Ce que Lélius (IIe siècle av. J.-C.) dit de l'amitié fut rapporté par Scévola, un augure que vénérait Cicéron pour « ses lumières et sa sagesse ». Se basant sur la mémoire de Scévola, le dialogue fut écrit par Cicéron dans Lélius ou De l'amitié. Cicéron (1er siècle av. J.-C.) fut aussi  un célèbre avocat et homme politique romain.  

La peine quand un ami disparaît

Lélius, considéré lui aussi comme un sage dans la Rome antique, venait de perdre son meilleur ami Scipion (IIe siècle av. J.-C.), illustre général et homme politique. Ses gendres lui demandèrent d'abord comment il supportait la perte d'un ami d'une telle valeur.

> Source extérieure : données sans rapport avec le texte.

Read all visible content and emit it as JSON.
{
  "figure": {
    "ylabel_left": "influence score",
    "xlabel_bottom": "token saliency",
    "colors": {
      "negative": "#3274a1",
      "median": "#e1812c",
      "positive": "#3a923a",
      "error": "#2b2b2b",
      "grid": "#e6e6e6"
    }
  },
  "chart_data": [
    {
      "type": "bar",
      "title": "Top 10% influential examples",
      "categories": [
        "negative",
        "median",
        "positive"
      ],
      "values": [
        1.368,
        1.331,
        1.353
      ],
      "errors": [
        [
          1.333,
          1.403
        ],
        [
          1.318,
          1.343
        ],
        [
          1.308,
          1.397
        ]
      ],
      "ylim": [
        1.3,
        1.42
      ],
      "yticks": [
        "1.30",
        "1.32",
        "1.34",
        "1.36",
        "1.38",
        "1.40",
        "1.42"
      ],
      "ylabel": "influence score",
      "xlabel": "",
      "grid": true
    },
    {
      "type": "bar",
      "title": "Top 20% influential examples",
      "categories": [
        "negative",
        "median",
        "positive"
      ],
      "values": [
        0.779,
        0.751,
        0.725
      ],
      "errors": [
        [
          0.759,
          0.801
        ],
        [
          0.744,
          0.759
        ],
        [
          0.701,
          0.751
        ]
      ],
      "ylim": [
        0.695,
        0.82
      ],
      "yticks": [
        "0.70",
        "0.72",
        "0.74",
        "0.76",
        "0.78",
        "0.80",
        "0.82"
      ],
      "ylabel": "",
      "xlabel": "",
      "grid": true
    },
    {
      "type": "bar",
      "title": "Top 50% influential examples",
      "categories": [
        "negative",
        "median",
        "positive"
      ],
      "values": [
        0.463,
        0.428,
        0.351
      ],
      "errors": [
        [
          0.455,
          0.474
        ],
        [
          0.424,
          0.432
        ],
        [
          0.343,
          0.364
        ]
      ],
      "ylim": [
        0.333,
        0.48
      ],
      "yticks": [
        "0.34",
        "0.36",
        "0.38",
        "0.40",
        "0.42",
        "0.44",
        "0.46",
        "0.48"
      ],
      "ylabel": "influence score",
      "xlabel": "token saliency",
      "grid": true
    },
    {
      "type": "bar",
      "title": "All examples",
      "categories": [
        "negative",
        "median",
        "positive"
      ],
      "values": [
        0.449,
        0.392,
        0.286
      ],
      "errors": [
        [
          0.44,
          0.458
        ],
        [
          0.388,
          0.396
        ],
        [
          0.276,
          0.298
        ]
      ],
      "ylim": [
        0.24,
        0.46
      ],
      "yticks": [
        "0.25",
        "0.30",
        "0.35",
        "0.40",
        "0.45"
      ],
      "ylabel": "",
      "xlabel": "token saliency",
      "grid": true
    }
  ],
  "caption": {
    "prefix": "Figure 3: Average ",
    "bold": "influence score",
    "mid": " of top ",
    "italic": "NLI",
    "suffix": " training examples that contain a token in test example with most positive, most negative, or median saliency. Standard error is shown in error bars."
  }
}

Il répondit : « Oui, je suis vivement touché de la perte d’un tel ami (..). Mais je n’ai besoin des consolations de personne ; j’en trouve assez en moi-même, et la plus grande me vient de ce que je suis exempt d’une erreur qui en tourmente tant d’autres, lorsqu’ils viennent à perdre leurs amis. Je ne pense point que la mort soit un mal pour Scipion : s’il y en a, ce n’est que pour moi. Or, s’affliger de ses propres maux est amour de soi, et non pas amitié. Qui osera dire que Scipion ait eu à se plaindre de sa destinée ? » 

Lélius mettait en lumière un fait essentiel dans notre ressenti face à la mort. Quand un être qui nous est cher quitte ce monde, quel est notre état d'esprit à ce moment-là? Même si nous croyons à l'immortalité de l'âme, l'absence d'un être que nous aimions nous est pénible, au moins dans les premiers moments, car notre cœur humain est imprégné de sentiment envers lui. De plus, toute forme de communication s'est arrêtée brusquement. Quel choc émotionnel ! 

L'amitié, un beau cadeau du Ciel à l'humanité
Les gendres de Lélius lui demandèrent comment il supportait la perte de Scipion, un ami d'une telle valeur et d'une vie aussi illustre. (Image : wikimedia / Sailko / CC BY 3.0)

Si nous croyons que tout de nous, âme ou conscience, périt avec le corps, peut-être que notre peine ne faiblira que très lentement, avec le temps et l'éloignement. Nous penserons parfois encore à notre ami avec regret et aux bons moments que nous aurions pu encore passer ensemble.

Lélius ne croyait pas que la mort terrestre détruisait tout de l'homme. Les anciens qui rendaient des honneurs religieux aux morts témoignaient de leur assurance en l'immortalité de l'âme. Lélius disait aussi : « ... on ne voyait point Socrate hésiter et varier sur ce point comme sur la plupart des autres ; mais il soutenait constamment que nos âmes sont des substances divines ; qu’en sortant des corps, elles prennent leur essor vers le ciel, et que cet essor est d’autant plus rapide, qu’elles ont été plus justes et plus pures ».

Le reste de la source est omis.